А сам — и за столом, и после застолья — с каждым сам-друг не по одному разу переговорил, и как-то так вышло, что хоть и не держал возле себя князь никого — никто со двора его не съезжал: жили и два дня, и три, и четыре.
Собирались с утра, сидели за столом дотемна, и уж каждый перед всеми — за четыре-то дня — все, что было на сердце, сумел не раз до донышка высказать. Получилось за разговором, что люди все разные — и возрастом, и достатком, и званием, а есть у всех одно общее — обида на панов-католиков и на католика короля, что позастили православным все пути-дороги и нет им в Великом княжестве из-за веры их и из-за русского православного происхождения никакого хода.
И совпало так, что утром 20 января, как раз в тот день, когда на голову Сигизмунда была возложена корона Польши, друзья Михаила Львовича решили, что польского трона для Сигизмунда Казимировича вполне довольно, а на литовский трон может найтись и более достойный претендент. Глинский молчал, подперев щеку рукой. Весь этот день разговор за столом только и шел что о нынешнем короле и о королях минувших. Как и всегда, нынешний король был, по мнению собравшихся, намного хуже своих предшественников, хотя, видит Бог, и среди тех, кто был до него, всякие попадались — и грозные, и свирепые, и глупые, и жадные. Но жадный, хотя, кроме того, был и глуп, однако же свирепостью превосходил всех, а другой — глупый, хотя и расточителен, но зато уж грозен, как никто. Все выдающееся, хотя бы и уродливое, низким душам во все времена весьма нравилось.

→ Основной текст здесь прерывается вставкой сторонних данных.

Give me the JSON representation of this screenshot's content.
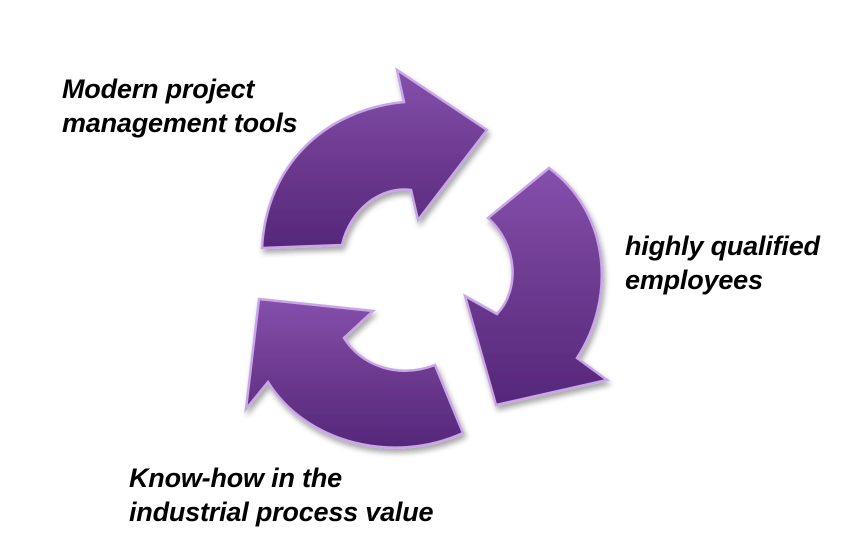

Сигизмунд же пока что особой свирепости не проявил и щедрости большой не выказал. Да и откуда она могла у Сигизмунда проявиться, когда он еще два года назад ходил в штопаных чулках и мечтал о приглашении на обед?
— Александр Казимирович, — сказал князь Дмитрий Жижемский, — ничего без совета с народом не делал.
Гости поглядели на Михаила Львовича. Глинский, опечалив очи, согласно кивнул: так-де и было — ничего без совета с народом, со мною то есть, что, конечно, одно и то же, не делал.
— А ведь недаром говорится, — продолжал князь Дмитрий, — «царь думает, а народ ведает». Только Сигизмунду о том, что мы, народ, ведаем, зачем знать?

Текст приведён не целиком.